世界3位の外貨準備金を保有するロシア政府は世界的な金融危機を乗り越えようとする投資家に機会を与えることで自国の株価安定が図れるはずだと述べました。
テンプルトン・アセット・マネジメント
の会長として
新興国株約400億ドル(約4兆2292億円)を運用する同氏は、
「実際、われわれはロシアへの資金配分を強化するつもりだ。
この株価急落はわれわれのような投資家に恩恵をもたらし、
ロシアで割安株を見つけるチャンスもある」と語りました。
ロシアとグルジアの軍事衝突で発生した政治的リスクと原油価格の下降により、
ドル建てのRTS指数はブルームバーグが調べた88市場で今四半期ワースト2位の下落幅となっています。
6月30日以降で
RTSは48%、
ルーブルベースのMICEX指数は
42%それぞれ下落。
テンプルトン社の新興市場ファンドは、
ロシアの石油最大手ルーク・オイルや
携帯電話大手モバイル・テレシステムズの株を保有していますが、
同じ期間で約27%の損失を計上しました。
ロシアの主な証券取引所では、
当局の指示を受け9月30日の開場直後から2時間にわたり取引を中断。
米S&P500種株価指数は同日、
1987年来最大の下げ幅を記録しました。
BNPパリバの見積もりでは、8月のグルジア紛争後にロシア市場を引き揚げた投資家の資産は
570億ドル以上に上っています。
モビアス氏は、
「ロシアには必要に応じて市場の安定化を図るのに十分な現金があると信じている。
市場に落ち着きが戻ると確信しているのはそのためだ」
と話しています。
ロシアは1000億ドル以上の緊急資金を投入し、
株式市場の支援と借入コスト軽減を図ると誓いました。
外貨準備金は5590億ドルに達していて、
この額は事実上のデフォルト(債務不履行)が発生し、
ルーブルが下落した98年当時の約45倍になります。
モビアス氏は先週、アメリカについて、
「多大な負債と財政赤字を抱え、新興市場的な特徴を見せている」
と指摘。
同時に「米国のリセッション(景気後退)が長期化するとは思っていない」と述べました。
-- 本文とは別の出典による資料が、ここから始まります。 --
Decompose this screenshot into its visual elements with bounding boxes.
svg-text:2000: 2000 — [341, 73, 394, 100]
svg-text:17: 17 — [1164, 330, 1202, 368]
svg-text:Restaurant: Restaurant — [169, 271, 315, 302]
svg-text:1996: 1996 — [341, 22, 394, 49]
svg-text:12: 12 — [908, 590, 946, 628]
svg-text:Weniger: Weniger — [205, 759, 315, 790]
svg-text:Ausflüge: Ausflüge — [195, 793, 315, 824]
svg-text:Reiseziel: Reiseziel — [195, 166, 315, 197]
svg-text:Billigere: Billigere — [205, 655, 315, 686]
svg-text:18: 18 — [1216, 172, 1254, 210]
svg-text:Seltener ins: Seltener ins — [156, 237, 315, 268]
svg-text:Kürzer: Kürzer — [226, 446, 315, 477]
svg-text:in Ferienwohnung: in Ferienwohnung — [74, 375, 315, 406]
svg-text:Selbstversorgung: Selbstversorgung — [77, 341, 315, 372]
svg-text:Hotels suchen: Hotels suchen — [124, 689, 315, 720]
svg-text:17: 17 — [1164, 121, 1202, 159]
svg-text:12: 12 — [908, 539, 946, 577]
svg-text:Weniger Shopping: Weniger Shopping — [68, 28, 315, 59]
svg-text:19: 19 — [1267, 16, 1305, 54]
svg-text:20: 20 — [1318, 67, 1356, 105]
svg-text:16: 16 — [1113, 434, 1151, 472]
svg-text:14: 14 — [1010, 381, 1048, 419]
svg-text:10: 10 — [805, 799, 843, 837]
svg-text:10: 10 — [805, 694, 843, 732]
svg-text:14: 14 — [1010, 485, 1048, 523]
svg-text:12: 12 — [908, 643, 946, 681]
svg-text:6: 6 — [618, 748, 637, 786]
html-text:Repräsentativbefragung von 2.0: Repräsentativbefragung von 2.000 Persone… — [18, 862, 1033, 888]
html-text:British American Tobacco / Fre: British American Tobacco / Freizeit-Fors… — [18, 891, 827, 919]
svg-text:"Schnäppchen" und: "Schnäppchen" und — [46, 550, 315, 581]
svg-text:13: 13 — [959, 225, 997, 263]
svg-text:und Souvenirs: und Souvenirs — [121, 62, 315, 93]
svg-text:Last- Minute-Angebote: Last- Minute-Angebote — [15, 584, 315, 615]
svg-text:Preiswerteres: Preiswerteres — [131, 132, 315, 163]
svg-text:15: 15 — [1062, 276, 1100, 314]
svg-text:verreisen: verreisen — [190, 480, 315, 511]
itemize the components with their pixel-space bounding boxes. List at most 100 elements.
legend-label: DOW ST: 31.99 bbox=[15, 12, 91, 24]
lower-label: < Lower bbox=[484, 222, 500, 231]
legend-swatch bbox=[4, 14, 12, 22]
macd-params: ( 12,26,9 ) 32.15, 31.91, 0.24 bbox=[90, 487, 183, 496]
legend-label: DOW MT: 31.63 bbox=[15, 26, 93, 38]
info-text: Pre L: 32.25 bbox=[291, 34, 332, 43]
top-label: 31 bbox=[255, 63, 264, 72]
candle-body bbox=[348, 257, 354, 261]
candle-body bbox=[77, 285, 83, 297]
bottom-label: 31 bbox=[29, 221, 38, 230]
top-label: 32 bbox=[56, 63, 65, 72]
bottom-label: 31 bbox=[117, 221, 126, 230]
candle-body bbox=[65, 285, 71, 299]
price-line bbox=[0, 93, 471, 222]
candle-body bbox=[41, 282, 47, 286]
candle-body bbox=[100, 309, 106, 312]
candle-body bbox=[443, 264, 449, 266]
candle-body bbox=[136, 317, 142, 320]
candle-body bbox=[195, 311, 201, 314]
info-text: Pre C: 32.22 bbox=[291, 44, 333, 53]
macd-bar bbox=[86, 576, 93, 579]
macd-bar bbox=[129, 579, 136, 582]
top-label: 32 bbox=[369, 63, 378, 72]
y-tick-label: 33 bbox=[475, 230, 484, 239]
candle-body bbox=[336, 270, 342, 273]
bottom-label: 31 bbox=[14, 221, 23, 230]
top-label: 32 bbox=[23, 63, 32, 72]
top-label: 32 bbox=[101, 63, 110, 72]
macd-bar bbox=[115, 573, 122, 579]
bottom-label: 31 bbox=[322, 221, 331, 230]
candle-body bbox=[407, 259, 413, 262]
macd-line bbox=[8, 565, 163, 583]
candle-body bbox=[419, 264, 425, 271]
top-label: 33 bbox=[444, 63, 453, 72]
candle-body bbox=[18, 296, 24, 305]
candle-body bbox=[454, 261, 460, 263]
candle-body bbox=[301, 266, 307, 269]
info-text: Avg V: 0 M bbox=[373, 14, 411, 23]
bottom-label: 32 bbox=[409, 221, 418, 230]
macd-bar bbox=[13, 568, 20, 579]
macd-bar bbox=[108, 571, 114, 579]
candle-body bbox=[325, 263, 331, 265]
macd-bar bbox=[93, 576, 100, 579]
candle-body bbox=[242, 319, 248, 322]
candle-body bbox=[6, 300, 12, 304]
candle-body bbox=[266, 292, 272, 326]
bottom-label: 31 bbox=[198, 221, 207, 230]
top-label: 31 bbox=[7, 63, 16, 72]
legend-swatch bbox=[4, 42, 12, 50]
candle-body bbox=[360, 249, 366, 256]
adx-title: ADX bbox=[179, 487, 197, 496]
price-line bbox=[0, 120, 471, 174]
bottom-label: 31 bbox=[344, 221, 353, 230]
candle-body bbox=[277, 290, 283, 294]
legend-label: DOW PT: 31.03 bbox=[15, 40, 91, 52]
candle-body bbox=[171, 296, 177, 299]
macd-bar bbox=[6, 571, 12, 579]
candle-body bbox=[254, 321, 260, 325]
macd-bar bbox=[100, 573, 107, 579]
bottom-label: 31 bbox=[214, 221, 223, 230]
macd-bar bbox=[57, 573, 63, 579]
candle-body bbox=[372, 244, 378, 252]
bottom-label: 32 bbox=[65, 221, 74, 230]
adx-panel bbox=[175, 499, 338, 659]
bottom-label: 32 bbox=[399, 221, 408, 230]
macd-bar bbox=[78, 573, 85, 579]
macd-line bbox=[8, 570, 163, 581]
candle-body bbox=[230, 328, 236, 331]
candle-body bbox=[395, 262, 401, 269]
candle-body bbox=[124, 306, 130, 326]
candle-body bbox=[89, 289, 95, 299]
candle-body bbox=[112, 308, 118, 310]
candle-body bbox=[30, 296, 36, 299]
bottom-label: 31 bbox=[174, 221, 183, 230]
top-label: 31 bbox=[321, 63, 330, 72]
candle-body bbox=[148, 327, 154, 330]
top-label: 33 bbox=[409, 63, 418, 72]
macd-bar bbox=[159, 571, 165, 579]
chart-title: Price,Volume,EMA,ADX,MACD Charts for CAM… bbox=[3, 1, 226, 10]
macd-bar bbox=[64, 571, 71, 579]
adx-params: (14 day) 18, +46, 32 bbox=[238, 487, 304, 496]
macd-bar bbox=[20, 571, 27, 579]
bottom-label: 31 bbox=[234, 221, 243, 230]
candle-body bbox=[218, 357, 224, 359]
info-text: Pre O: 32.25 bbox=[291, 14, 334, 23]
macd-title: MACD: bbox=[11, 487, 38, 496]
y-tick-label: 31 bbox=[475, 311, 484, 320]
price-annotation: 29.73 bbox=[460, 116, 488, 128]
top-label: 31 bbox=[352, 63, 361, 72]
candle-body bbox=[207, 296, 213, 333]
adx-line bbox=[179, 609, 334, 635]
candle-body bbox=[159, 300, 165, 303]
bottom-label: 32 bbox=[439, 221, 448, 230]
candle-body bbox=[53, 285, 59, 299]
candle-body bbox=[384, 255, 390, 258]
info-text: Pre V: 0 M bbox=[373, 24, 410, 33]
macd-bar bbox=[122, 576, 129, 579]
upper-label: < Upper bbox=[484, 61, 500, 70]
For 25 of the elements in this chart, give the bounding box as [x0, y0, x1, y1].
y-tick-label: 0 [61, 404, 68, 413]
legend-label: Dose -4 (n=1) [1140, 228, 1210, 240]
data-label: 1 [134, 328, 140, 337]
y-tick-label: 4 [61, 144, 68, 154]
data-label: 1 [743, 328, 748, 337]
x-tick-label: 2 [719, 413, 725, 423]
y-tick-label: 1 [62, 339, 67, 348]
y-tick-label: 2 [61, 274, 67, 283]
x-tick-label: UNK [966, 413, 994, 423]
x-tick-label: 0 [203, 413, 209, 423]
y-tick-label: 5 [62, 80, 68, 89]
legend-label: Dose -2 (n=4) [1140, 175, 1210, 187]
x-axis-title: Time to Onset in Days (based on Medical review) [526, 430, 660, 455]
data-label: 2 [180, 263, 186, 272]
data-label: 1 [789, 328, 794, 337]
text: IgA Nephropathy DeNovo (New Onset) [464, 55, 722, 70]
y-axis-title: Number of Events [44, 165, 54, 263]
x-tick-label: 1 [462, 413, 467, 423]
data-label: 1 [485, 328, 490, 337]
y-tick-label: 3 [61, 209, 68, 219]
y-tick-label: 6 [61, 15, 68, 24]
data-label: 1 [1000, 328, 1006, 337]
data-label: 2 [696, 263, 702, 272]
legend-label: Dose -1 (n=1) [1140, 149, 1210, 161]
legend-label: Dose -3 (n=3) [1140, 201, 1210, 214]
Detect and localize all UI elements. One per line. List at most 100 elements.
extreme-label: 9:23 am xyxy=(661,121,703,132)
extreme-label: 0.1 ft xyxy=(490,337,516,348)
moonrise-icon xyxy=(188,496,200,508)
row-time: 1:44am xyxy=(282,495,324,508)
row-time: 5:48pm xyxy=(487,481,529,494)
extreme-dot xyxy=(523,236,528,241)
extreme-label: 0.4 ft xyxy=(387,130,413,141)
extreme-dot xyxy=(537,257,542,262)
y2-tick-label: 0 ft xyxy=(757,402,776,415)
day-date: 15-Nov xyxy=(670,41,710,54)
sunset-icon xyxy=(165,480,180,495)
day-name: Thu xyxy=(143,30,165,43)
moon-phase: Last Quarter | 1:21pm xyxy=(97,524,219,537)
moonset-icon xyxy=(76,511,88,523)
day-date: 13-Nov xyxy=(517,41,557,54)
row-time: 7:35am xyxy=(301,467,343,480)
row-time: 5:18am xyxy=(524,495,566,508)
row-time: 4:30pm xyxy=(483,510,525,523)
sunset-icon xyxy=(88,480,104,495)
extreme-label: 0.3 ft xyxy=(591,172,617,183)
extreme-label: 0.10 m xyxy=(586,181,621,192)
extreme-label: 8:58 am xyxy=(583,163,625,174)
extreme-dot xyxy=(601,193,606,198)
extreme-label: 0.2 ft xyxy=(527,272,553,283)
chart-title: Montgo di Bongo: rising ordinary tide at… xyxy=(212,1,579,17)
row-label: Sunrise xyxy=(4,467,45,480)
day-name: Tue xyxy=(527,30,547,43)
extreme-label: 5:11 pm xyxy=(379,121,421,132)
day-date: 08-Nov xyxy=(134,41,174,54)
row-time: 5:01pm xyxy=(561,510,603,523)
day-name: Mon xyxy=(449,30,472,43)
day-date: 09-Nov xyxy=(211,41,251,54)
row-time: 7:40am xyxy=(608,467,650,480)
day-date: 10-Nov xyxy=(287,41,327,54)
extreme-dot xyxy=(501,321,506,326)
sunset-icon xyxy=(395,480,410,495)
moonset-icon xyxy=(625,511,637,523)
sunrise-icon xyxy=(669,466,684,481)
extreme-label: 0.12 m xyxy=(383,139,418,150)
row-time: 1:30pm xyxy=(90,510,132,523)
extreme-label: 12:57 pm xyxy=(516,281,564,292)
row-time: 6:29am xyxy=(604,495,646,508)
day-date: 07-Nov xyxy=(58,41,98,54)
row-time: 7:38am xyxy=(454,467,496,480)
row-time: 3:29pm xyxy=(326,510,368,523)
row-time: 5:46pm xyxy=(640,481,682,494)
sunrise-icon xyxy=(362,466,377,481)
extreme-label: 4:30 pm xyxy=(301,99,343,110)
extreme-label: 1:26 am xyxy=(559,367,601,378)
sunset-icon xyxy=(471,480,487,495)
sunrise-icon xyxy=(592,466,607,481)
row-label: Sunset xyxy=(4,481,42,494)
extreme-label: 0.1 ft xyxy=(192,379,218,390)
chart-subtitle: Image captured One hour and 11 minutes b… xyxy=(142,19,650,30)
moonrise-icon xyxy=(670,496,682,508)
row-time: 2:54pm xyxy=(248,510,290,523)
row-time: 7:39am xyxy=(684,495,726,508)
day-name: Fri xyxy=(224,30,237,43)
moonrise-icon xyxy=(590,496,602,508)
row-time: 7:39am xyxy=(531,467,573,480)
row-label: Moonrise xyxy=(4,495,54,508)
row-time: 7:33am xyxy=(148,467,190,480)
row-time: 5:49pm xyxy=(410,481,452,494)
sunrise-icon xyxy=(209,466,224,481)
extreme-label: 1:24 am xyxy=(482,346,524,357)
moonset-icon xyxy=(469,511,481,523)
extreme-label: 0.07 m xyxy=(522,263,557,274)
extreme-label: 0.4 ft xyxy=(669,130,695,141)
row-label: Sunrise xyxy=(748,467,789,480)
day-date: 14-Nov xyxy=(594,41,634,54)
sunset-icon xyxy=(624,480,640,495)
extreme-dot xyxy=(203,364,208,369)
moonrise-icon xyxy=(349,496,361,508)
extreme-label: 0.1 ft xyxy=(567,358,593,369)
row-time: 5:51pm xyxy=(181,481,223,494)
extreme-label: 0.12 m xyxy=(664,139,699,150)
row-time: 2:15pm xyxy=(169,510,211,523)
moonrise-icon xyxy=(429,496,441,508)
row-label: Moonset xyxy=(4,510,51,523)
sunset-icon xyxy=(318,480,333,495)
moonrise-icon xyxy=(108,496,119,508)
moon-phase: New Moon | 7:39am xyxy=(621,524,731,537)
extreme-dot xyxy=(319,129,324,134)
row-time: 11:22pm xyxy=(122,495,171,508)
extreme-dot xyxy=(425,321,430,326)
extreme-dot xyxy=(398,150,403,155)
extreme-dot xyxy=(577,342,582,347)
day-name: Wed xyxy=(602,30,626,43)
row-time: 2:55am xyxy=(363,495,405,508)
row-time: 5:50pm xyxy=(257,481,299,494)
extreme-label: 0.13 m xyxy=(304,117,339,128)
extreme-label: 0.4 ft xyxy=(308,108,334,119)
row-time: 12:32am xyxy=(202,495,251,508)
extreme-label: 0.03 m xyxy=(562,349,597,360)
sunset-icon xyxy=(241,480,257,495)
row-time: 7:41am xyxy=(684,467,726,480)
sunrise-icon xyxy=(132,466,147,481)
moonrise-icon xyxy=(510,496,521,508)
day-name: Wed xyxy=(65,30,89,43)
モビアス氏のロシアに対する関心事は、経済が順調に成長し、
政府がインフレを食い止められるどうかだということです。
「これまでのところ、うまくいく特徴をみせている」
と話しています。
ドボルコビッチ大統領補佐官は9月25日に、ロシアのインフレ率は、政府の資金投入を受け、12%に届くか「わずかに」上回る見通しだとコメント。
金融危機の影響で、GDP(国内総生産)が1%程度減少する可能性もあるようです。
同国の経済発展貿易省は今年のGDP伸び率を7.8%と予測しています。
正直、ロシアについては、あまり積極的に投資したいとは思いませんが、
長期的に見ると売られすぎた株などを投資しておくにはいい時期だと思います。
投資信託などで慎重に分散投資するのがいいかもしれません。